Problem of protein folding

^{The work done on the Abalone program.}

The problem of protein folding is a very interesting challenge for molecular mechanics. First, proteins are large and complex molecules with a large number of degrees of freedom. There is no hope to cycle through all possible conformations of the protein, even of medium size. It’s interesting that the problem is not only in a lack of computer power. In nature, an exhaustive search is also impossible because of the astronomical number of possible conformations. The situation is called a Levinthal's paradox. But the protein somehow folds. Therefore, protein makes it not by an exhaustive search of all conformations but it finds some special way. It has been suggested that proteins have exactly those sequences that ensure the availability of these special ways for fast folding. This “fast” folding may take a second or more, which is beyond the capabilities of simulations on modern computers. Second, the energy gain of the natural conformation, compared with the “wrong” folded, is very small. This is a very serious challenge to the accuracy of the force field. In general, the problem seems hopelessly complicated. And instead of solving it directly, mimicking the natural process of folding, people use various workarounds. For example, deduce the structure of a new protein by analogy with the known.
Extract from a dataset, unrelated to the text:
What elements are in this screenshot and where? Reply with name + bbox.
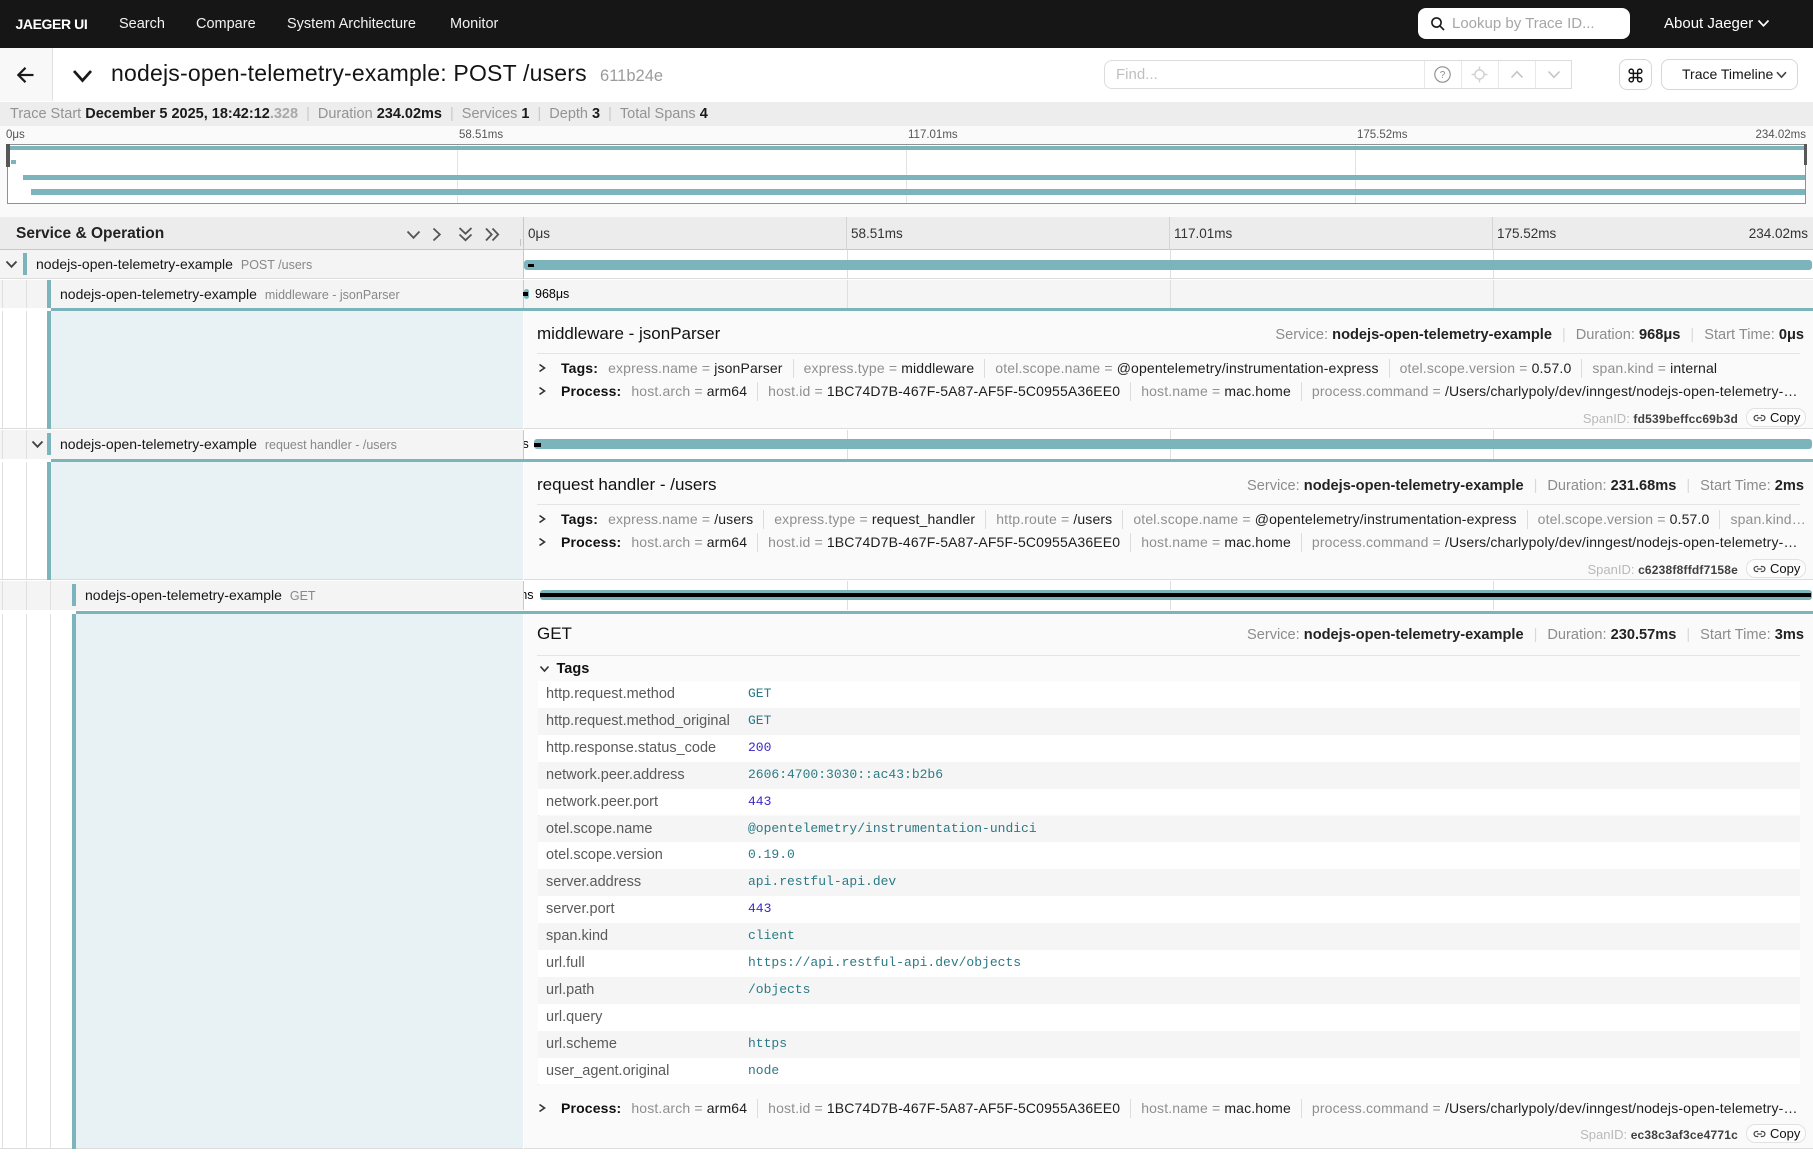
svg-text:?: ? [1440, 70, 1446, 81]
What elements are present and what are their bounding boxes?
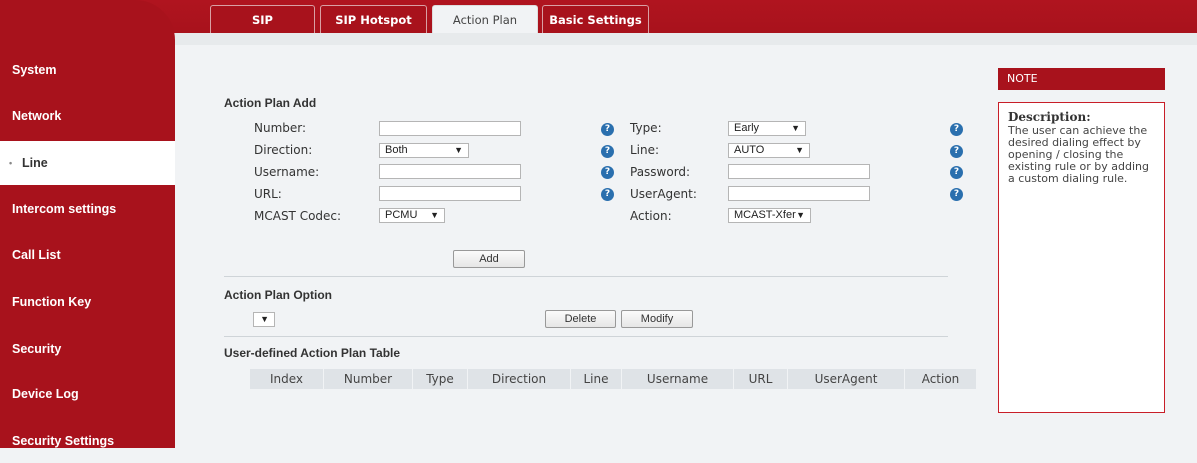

It is interesting that direct protein folding using molecular dynamics still possible. Moreover, it can be done using force fields of 80 years of the last century, for example in the OPLS force field using the implicit water model (Generalized Born). Within a few nanoseconds of molecular dynamics at 350 K, a small protein «tryptophan cage» takes a very close to the experimentally determined conformation (http://www.biomolecular-modeling.com/Abalone/Protein-folding.html). Interestingly, in experimental conditions, the protein folds in 4 microseconds. Molecular dynamics makes it a 1000 times faster! The situation seemed hopeless suddenly turns into a very upbeat. How can this be? The first thing that comes to mind is the assumption that the water prevents the rapid protein folding. Indeed, calculations in explicit water in the AMBER demonstrate folding rate close to the experimental one. Secondly, the OPLS force field has been optimized to reproduce thermodynamic properties of fluids. It seems that it gives so good force’s balance between protein residues that this is sufficient to identify the preferred conformation of the protein. Third, Trp-Cage is the alpha-protein. Most of the current force fields favor the formation of alpha but not the beta structure. This alpha preference is well-known for the AMBER94 force field and for the Generalized Born model. Indeed, in the AMBER94 Trp-Cage quickly reaches the native conformation. In the AMBER96, which is optimized for beta-structure, we were unable to fold it.

The simplest approach is to use the preferred beta-conformation force fields such as AMBER96. Given that the Generalized Born model is considered as favorable for the alpha conformation, one can expect that their combination gives a kind of compromise, more or less suitable for both alpha and beta structures. This approach is used, and on this basis was folded several alpha and beta proteins. But it is clear that this is a very rough approach. As already mentioned, we could not be able to obtain the native structure of Trp-Cage. We need force fields sufficiently accurate to describe all the conformation. A more recent version the AMBER99 superior to AMBER96, but it is still mentioned as favorable to the alpha conformation. In order to balance the alpha-beta conformational preference several modifications of this force field were published. In the AMBER99SB version we were able to fold as alpha as well as beta structures under the same conditions. For this we have had to use not a molecular dynamics at constant temperature but the Replica exchange method. Obtaining the Trp-Cage native conformation requires an order longer simulation than it was in the AMBER94. 10-membered polypeptide Chignolin also obtains its native conformation of beta-hairpins in a few tens of nanoseconds.

Build the Chignolin sequence (GYDPETGTWG). Choose an AMBER99SB field of force and Generalized Born water model. Eliminate the overlap of the atoms. Copy the six replicas in the temperature range from 273.15 to 400 K.

5 ns per replica (a total of 30 ns). The calculation takes about a day on a single processor core. The figure shows a typical set of conformations: one or two beta-hairpins at low temperatures and a variety of conformations at higher temperatures. Elements of the alpha helix are rare.

So in principle it’s possible to fold the protein domains using the molecular dynamics method. In the case of small polypeptides, this process can proceed quickly, in just a day on a personal computer. To the success important a good choice of the force field (we recommend AMBER99SB and OPLS), an implicit consideration of water (Generalized Born method) and the protocol allows, on the one hand, sufficient long-term simulations, on the other, providing overcome of the local minima. As such, we use the Replica Exchange in the 273-400 K temperature range. For the smallest proteins six replicas are sufficient. Unfortunately, with increasing size of the protein a greater number of replicas require.